Scarface movie review & film summary (1983)

Posted by Aldo Pusey on Saturday, June 1, 2024

The movie was written by Oliver Stone -- interestingly, the same man who directed the largely laudatory documentary "Command-ante" (2003), about his three days in conversation with Castro. Stone has always been at home with stories involving men, drugs, sex and violence, and his work here has a fierce energy; it is possible to see Montana reflecting Stone's own drive to success. His screenplay, like Ben Hecht's work for the earlier "Scarface," is filled with quotable lines ("All I got in my life is my balls and my word, and I don't break them for nobody"). Stone shows a certain toughness in not trying to soften Montana, who remains a snake from beginning to end; when he gives his mother $1,000, she asks him, "Who did you kill for this?"
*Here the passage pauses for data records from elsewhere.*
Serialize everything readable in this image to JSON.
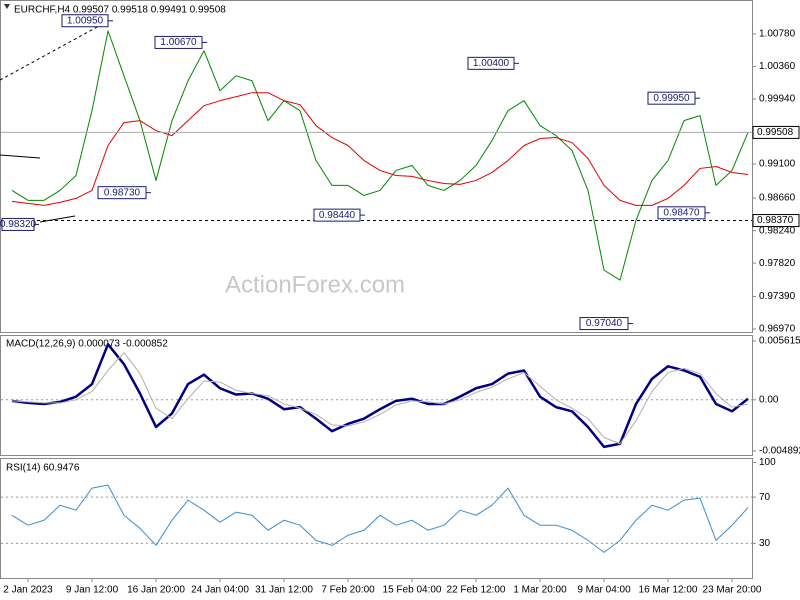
{
  "chart_data": [
    {
      "type": "line",
      "title": "EURCHF,H4  0.99507 0.99518 0.99491 0.99508",
      "watermark": "ActionForex.com",
      "categories": [
        null,
        "2 Jan 2023",
        null,
        null,
        null,
        "9 Jan 12:00",
        null,
        null,
        null,
        "16 Jan 20:00",
        null,
        null,
        null,
        "24 Jan 04:00",
        null,
        null,
        null,
        "31 Jan 12:00",
        null,
        null,
        null,
        "7 Feb 20:00",
        null,
        null,
        null,
        "15 Feb 04:00",
        null,
        null,
        null,
        "22 Feb 12:00",
        null,
        null,
        null,
        "1 Mar 20:00",
        null,
        null,
        null,
        "9 Mar 04:00",
        null,
        null,
        null,
        "16 Mar 12:00",
        null,
        null,
        null,
        "23 Mar 20:00",
        null
      ],
      "series": [
        {
          "color": "#008800",
          "values": [
            0.98759,
            0.98631,
            0.98631,
            0.98759,
            0.98952,
            0.99789,
            1.00819,
            1.00239,
            0.9966,
            0.98888,
            0.9966,
            1.00175,
            1.00561,
            1.00046,
            1.00239,
            1.00175,
            0.9966,
            0.99918,
            0.99789,
            0.99145,
            0.98824,
            0.98824,
            0.98695,
            0.98759,
            0.99017,
            0.99081,
            0.98824,
            0.98759,
            0.98888,
            0.99081,
            0.99403,
            0.99789,
            0.99918,
            0.99596,
            0.99467,
            0.99274,
            0.98759,
            0.9773,
            0.97601,
            0.98373,
            0.98888,
            0.99145,
            0.9966,
            0.99725,
            0.98824,
            0.99017,
            0.99508
          ]
        },
        {
          "color": "#e00000",
          "values": [
            0.98618,
            0.98592,
            0.98566,
            0.98605,
            0.98656,
            0.98759,
            0.99339,
            0.99635,
            0.9966,
            0.99532,
            0.99467,
            0.9966,
            0.99853,
            0.99918,
            0.99969,
            1.00021,
            1.00021,
            0.99918,
            0.99866,
            0.99596,
            0.99442,
            0.99339,
            0.99145,
            0.99017,
            0.98952,
            0.9894,
            0.98888,
            0.98849,
            0.98837,
            0.98888,
            0.98991,
            0.99145,
            0.99339,
            0.99429,
            0.99442,
            0.99377,
            0.99171,
            0.98824,
            0.98631,
            0.98566,
            0.98566,
            0.98656,
            0.98824,
            0.99043,
            0.99068,
            0.98991,
            0.98965
          ]
        }
      ],
      "ylim": [
        0.96931,
        1.01205
      ],
      "yticks": [
        {
          "value": 1.0078,
          "label": "1.00780"
        },
        {
          "value": 1.0036,
          "label": "1.00360"
        },
        {
          "value": 0.9994,
          "label": "0.99940"
        },
        {
          "value": 0.991,
          "label": "0.99100"
        },
        {
          "value": 0.9866,
          "label": "0.98660"
        },
        {
          "value": 0.9824,
          "label": "0.98240"
        },
        {
          "value": 0.9782,
          "label": "0.97820"
        },
        {
          "value": 0.9739,
          "label": "0.97390"
        },
        {
          "value": 0.9697,
          "label": "0.96970"
        }
      ],
      "last_price": {
        "value": 0.99508,
        "label": "0.99508"
      },
      "support_line": {
        "value": 0.9837,
        "label": "0.98370"
      },
      "annotations": [
        {
          "value": 1.0095,
          "label": "1.00950"
        },
        {
          "value": 1.0067,
          "label": "1.00670"
        },
        {
          "value": 0.9873,
          "label": "0.98730"
        },
        {
          "value": 0.9844,
          "label": "0.98440"
        },
        {
          "value": 1.004,
          "label": "1.00400"
        },
        {
          "value": 0.9704,
          "label": "0.97040"
        },
        {
          "value": 0.9995,
          "label": "0.99950"
        },
        {
          "value": 0.9847,
          "label": "0.98470"
        },
        {
          "value": 0.9832,
          "label": "0.98320"
        }
      ]
    },
    {
      "type": "line",
      "title": "MACD(12,26,9) 0.000073 -0.000852",
      "series": [
        {
          "color": "#000080",
          "values": [
            -0.0001,
            -0.0003,
            -0.0004,
            -0.0002,
            0.0003,
            0.0015,
            0.0053,
            0.0034,
            0.0006,
            -0.0026,
            -0.0013,
            0.0015,
            0.0024,
            0.0011,
            0.0005,
            0.0006,
            0.0001,
            -0.0009,
            -0.0007,
            -0.0018,
            -0.003,
            -0.0023,
            -0.0018,
            -0.0009,
            -0.0001,
            0.0001,
            -0.0004,
            -0.0004,
            0.0003,
            0.0011,
            0.0015,
            0.0025,
            0.0028,
            0.0003,
            -0.0007,
            -0.0011,
            -0.0026,
            -0.0045,
            -0.0042,
            -0.0004,
            0.002,
            0.0032,
            0.0028,
            0.0022,
            -0.0004,
            -0.0011,
            0.0001
          ]
        },
        {
          "color": "#b0b0b0",
          "values": [
            -0.0001,
            -0.0002,
            -0.0003,
            -0.0003,
            0,
            0.0008,
            0.0028,
            0.0045,
            0.0025,
            -0.0008,
            -0.0018,
            0.0001,
            0.0018,
            0.0017,
            0.0009,
            0.0006,
            0.0004,
            -0.0004,
            -0.0008,
            -0.0014,
            -0.0024,
            -0.0025,
            -0.0021,
            -0.0014,
            -0.0005,
            -0.0001,
            -0.0002,
            -0.0004,
            0,
            0.0007,
            0.0012,
            0.002,
            0.0026,
            0.0013,
            0,
            -0.0008,
            -0.0018,
            -0.0036,
            -0.0042,
            -0.002,
            0.0008,
            0.0026,
            0.003,
            0.0025,
            0.0006,
            -0.0007,
            -0.0004
          ]
        }
      ],
      "ylim": [
        -0.005274,
        0.006093
      ],
      "yticks": [
        0.005615,
        {
          "value": 0,
          "label": "0.00"
        },
        -0.004892
      ],
      "levels": [
        0
      ]
    },
    {
      "type": "line",
      "title": "RSI(14) 60.9476",
      "series": [
        {
          "color": "#3a8dd0",
          "values": [
            54.3,
            45.7,
            50,
            63,
            58.7,
            77.8,
            80.4,
            54.3,
            43,
            28.3,
            50,
            67.4,
            58.7,
            48.3,
            57,
            54.3,
            41.3,
            50,
            45.7,
            32.6,
            28.3,
            37,
            41.3,
            54.3,
            45.7,
            50,
            41.3,
            45.7,
            58.7,
            54.3,
            63,
            77.8,
            54.3,
            45.7,
            45.7,
            41.3,
            32.6,
            22.2,
            32.6,
            50,
            63,
            58.7,
            67.4,
            69.1,
            32.6,
            45.7,
            60.9
          ]
        }
      ],
      "ylim": [
        0,
        103
      ],
      "yticks": [
        100,
        70,
        30
      ],
      "levels": [
        70,
        30
      ]
    }
  ]
}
For Al Pacino, the role was an opportunity to explore a crime boss who is the polar opposite of his Michael Corleone in Coppola's "The Godfather." Corleone is slick and smooth, intelligent and strategic; Montana is instinctive, impulsive and reckless. "The Godfather" was made in 1972, "Scarface" in 1983, and 10 years later Pacino and De Palma worked together on "Carlito's Way," where Pacino plays a Puerto Rican criminal who for a time tries to go straight.
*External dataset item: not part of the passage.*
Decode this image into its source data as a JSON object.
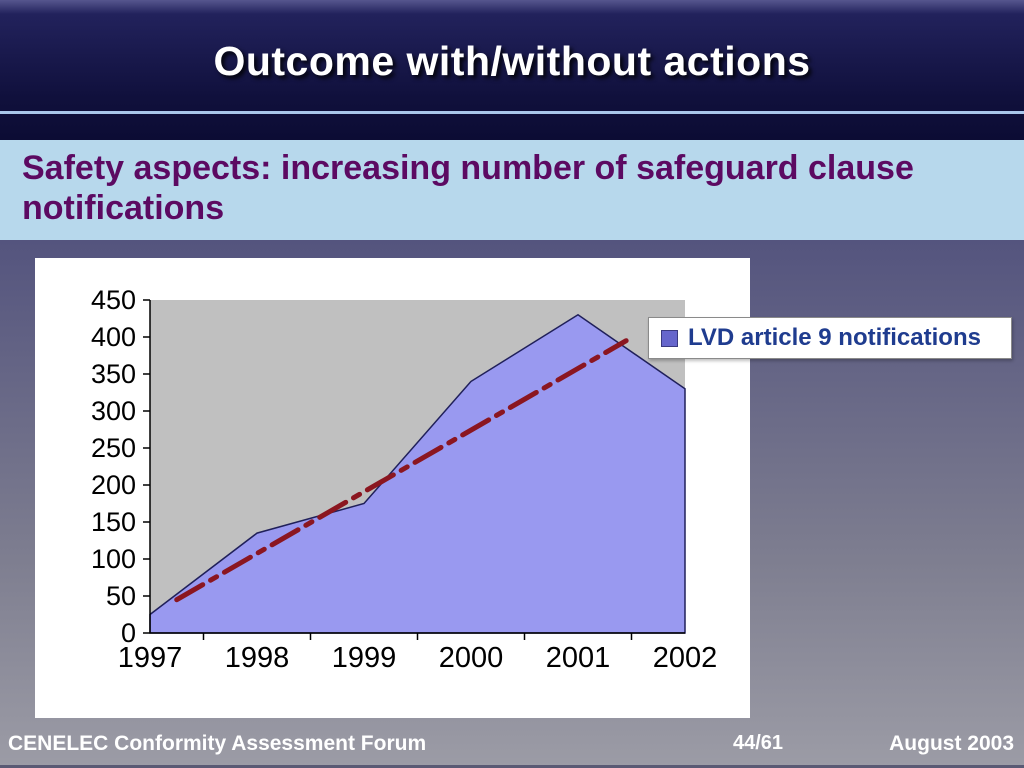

His sadder and wiser Carlito, seen with psychological realism, helps us understand how many deliberate acting choices went into the creation of Tony Montana. "Though a busy performance, it's not a mannered one, meaning that it's completely controlled," Vincent Canby wrote in the New York Times on the film's first release.
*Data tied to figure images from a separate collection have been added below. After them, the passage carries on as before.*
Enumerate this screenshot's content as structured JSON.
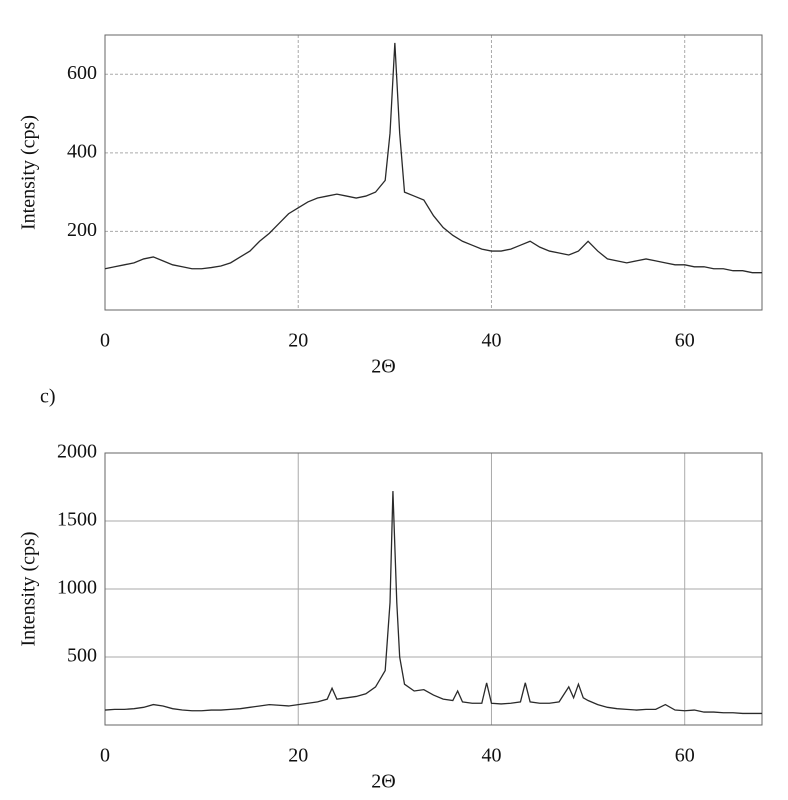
{
  "chart_data": [
    {
      "type": "line",
      "x_label": "2Θ",
      "y_label": "Intensity (cps)",
      "grid": true,
      "grid_style": "dashed",
      "xlim": [
        0,
        68
      ],
      "xticks": [
        0,
        20,
        40,
        60
      ],
      "ylim": [
        0,
        700
      ],
      "yticks": [
        200,
        400,
        600
      ],
      "series": [
        {
          "color": "#2a2a2a",
          "x": [
            0,
            1,
            2,
            3,
            4,
            5,
            6,
            7,
            8,
            9,
            10,
            11,
            12,
            13,
            14,
            15,
            16,
            17,
            18,
            19,
            20,
            21,
            22,
            23,
            24,
            25,
            26,
            27,
            28,
            29,
            29.5,
            30,
            30.5,
            31,
            32,
            33,
            34,
            35,
            36,
            37,
            38,
            39,
            40,
            41,
            42,
            43,
            44,
            45,
            46,
            47,
            48,
            49,
            50,
            51,
            52,
            53,
            54,
            55,
            56,
            57,
            58,
            59,
            60,
            61,
            62,
            63,
            64,
            65,
            66,
            67,
            68
          ],
          "values": [
            105,
            110,
            115,
            120,
            130,
            135,
            125,
            115,
            110,
            105,
            105,
            108,
            112,
            120,
            135,
            150,
            175,
            195,
            220,
            245,
            260,
            275,
            285,
            290,
            295,
            290,
            285,
            290,
            300,
            330,
            450,
            680,
            450,
            300,
            290,
            280,
            240,
            210,
            190,
            175,
            165,
            155,
            150,
            150,
            155,
            165,
            175,
            160,
            150,
            145,
            140,
            150,
            175,
            150,
            130,
            125,
            120,
            125,
            130,
            125,
            120,
            115,
            115,
            110,
            110,
            105,
            105,
            100,
            100,
            95,
            95
          ]
        }
      ]
    },
    {
      "type": "line",
      "label": "c)",
      "x_label": "2Θ",
      "y_label": "Intensity (cps)",
      "grid": true,
      "grid_style": "solid",
      "xlim": [
        0,
        68
      ],
      "xticks": [
        0,
        20,
        40,
        60
      ],
      "ylim": [
        0,
        2000
      ],
      "yticks": [
        500,
        1000,
        1500,
        2000
      ],
      "series": [
        {
          "color": "#2a2a2a",
          "x": [
            0,
            1,
            2,
            3,
            4,
            5,
            6,
            7,
            8,
            9,
            10,
            11,
            12,
            13,
            14,
            15,
            16,
            17,
            18,
            19,
            20,
            21,
            22,
            23,
            23.5,
            24,
            25,
            26,
            27,
            28,
            29,
            29.5,
            29.8,
            30.2,
            30.5,
            31,
            32,
            33,
            34,
            35,
            36,
            36.5,
            37,
            38,
            39,
            39.5,
            40,
            41,
            42,
            43,
            43.5,
            44,
            45,
            46,
            47,
            48,
            48.5,
            49,
            49.5,
            50,
            51,
            52,
            53,
            54,
            55,
            56,
            57,
            58,
            59,
            60,
            61,
            62,
            63,
            64,
            65,
            66,
            67,
            68
          ],
          "values": [
            110,
            115,
            115,
            120,
            130,
            150,
            140,
            120,
            110,
            105,
            105,
            110,
            110,
            115,
            120,
            130,
            140,
            150,
            145,
            140,
            150,
            160,
            170,
            190,
            270,
            190,
            200,
            210,
            230,
            280,
            400,
            900,
            1720,
            900,
            500,
            300,
            250,
            260,
            220,
            190,
            180,
            250,
            170,
            160,
            160,
            310,
            160,
            155,
            160,
            170,
            310,
            170,
            160,
            160,
            170,
            280,
            200,
            300,
            200,
            180,
            150,
            130,
            120,
            115,
            110,
            115,
            115,
            150,
            110,
            105,
            110,
            95,
            95,
            90,
            90,
            85,
            85,
            85
          ]
        }
      ]
    }
  ]
}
"Scarface" shows a man who wants the world, and at one point even sees The World Is Yours blinking at him from the Goodyear blimp. The world for him includes the possession of a desirable woman, and from the moment he sees the blond, slender Elvira (Michelle Pfeiffer), he determines that he must have her. She is Frank's mistress, but soon Frank is dead, and his mistress and his business belong to Tony. That he must have her is clear, but what he intends to do with her is not; there is no romance between them, no joy, and they have two scenes -- one with Tony in a swimming pool and the other in a vast bathtub -- where her boredom is palpable. She's along for the drugs. Tony is much more interested in his sister Gina (Mary Elizabeth Mastrantonio), although his incestuous desires are deflected into a determination to keep all other men away from her. This leads him eventually to the murder of Manolo (Steven Bauer), his closest friend. Gina's response to his jealousy is so horrifyingly direct ("Is this what you want, Tony?") that it shows she knows exactly who he is and what buttons she can push.